De acordo com a professora, a população potencialmente exposta, atingidas por esse “desastre-crime” são os trabalhadores de limpeza urbana que estão lá, atuando na limpeza de óleo bruto, os voluntários de limpeza do petróleo – homens, mulheres e até crianças -, e banhistas frequentadores das praias que foram atingidas. “Também são atingidos os consumidores de pescados e mariscos e toda a cadeia alimentar da produção de pescado, mas especialmente os pescadores artesanais e os marisqueiros, além dos trabalhadores informais de tratamento e beneficiamento do pescado”, afirmou.

A professora informou ainda que foi escrito um manifesto que aponta para a necessidade de transparência das informações, em todos os níveis de governo, sobre as providências tomadas, as investigações realizadas, os recursos aplicados, além da declaração de estado de emergência em toda a região afetada. Cobra ainda apoio emergencial aos pescadores, pescadoras e marisqueiros com benefício assistencial, tendo em vista a situação de subsistência e segurança alimentar.

Pescadores já passam necessidade

Maria Martilene Rodrigues de Lima, representante do Movimento de Pescadores e Pescadora Artesanais, em fala emocionada, contou que os pescadores já estão passando necessidade. “Já tem pescadores passando fome. Quem está nos ajudando são as Ongs e as universidades. E agora o governo diz que quem está nos ajudando são criminosos. Enquanto isso, os verdadeiros criminosos – porque isso que aconteceu não é acidente, é crime – não aparecem”, protestou.

A representante dos pescadores lembrou da forma desdenhosa como o governo tratou a questão. “Levamos tapa na cara quando o ministro, o governo, vem a público dizer que o peixe é inteligente e foge do óleo. Isso é fazer pouco de nós pescadores artesanais”, lamentou. Ela disse ainda que não é só a comunidade pesqueira que está sendo atingida, mas a sociedade brasileira como um todo, que consome o pescado do Nordeste.
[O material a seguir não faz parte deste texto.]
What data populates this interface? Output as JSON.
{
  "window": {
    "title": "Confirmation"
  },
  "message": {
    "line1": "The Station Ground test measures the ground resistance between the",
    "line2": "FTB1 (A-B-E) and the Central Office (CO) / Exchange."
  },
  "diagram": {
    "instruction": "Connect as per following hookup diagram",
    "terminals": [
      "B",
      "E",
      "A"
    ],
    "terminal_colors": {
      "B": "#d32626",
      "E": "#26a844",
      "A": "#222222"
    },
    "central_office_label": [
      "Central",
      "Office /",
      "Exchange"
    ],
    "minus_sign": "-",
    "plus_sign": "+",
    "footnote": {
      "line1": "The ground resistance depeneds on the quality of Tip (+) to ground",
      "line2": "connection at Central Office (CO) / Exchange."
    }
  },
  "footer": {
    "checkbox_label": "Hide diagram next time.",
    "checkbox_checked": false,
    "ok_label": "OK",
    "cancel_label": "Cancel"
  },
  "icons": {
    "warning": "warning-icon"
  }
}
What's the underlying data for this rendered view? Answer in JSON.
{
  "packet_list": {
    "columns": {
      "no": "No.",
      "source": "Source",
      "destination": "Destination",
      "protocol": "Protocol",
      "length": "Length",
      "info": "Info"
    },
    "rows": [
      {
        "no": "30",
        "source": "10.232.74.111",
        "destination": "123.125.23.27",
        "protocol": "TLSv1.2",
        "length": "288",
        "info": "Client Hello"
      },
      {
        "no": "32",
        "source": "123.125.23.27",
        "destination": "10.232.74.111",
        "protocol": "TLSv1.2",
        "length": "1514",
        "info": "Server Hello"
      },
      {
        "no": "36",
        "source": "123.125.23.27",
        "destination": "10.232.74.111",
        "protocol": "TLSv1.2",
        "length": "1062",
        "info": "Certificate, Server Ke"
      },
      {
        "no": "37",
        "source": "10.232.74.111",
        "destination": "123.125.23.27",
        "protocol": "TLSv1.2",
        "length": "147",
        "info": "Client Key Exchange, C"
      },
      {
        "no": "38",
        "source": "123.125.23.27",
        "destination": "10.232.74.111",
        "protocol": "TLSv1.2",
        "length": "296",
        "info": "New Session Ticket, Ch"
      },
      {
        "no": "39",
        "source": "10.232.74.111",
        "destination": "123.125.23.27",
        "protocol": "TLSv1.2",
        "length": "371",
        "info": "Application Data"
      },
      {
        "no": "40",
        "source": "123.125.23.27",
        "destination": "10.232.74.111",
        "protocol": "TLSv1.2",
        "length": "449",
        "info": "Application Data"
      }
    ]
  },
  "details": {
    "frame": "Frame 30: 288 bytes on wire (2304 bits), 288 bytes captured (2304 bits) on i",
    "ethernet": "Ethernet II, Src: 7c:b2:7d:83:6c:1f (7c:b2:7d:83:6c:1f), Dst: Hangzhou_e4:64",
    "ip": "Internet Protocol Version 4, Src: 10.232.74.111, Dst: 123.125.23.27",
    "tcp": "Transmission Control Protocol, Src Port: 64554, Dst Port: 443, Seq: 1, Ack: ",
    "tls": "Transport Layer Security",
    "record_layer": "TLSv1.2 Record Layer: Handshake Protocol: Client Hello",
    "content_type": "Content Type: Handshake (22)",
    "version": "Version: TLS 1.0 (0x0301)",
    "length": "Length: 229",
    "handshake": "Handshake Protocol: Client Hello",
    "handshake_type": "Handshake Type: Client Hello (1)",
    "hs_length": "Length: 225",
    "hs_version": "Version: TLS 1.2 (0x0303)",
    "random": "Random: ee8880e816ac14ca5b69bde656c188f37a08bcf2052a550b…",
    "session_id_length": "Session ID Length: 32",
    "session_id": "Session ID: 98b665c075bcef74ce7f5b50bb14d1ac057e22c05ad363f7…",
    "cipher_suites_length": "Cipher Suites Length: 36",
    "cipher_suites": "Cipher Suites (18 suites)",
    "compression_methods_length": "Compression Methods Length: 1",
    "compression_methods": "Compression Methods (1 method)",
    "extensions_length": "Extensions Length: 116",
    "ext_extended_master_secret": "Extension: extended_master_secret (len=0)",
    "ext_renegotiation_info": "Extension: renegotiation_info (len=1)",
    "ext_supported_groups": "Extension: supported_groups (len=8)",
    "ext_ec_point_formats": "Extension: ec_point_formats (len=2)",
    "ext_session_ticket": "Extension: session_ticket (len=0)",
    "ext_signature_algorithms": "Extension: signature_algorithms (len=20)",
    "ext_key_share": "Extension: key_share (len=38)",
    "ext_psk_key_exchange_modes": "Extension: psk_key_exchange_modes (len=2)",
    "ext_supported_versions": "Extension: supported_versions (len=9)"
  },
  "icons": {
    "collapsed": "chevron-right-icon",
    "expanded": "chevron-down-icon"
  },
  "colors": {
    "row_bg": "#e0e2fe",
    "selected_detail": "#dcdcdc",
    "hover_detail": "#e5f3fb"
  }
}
Maria Martilene lamentou ainda o fato de até agora ninguém saber de onde vem esse óleo. “E parece que não há interesse do governo em descobrir a fonte”, lamentou. “O que podemos pensar de um governo desse que odeia o nosso Nordeste e coincidentemente o petróleo derramado chegou no Nordeste e está avançando para outros estados”, completou.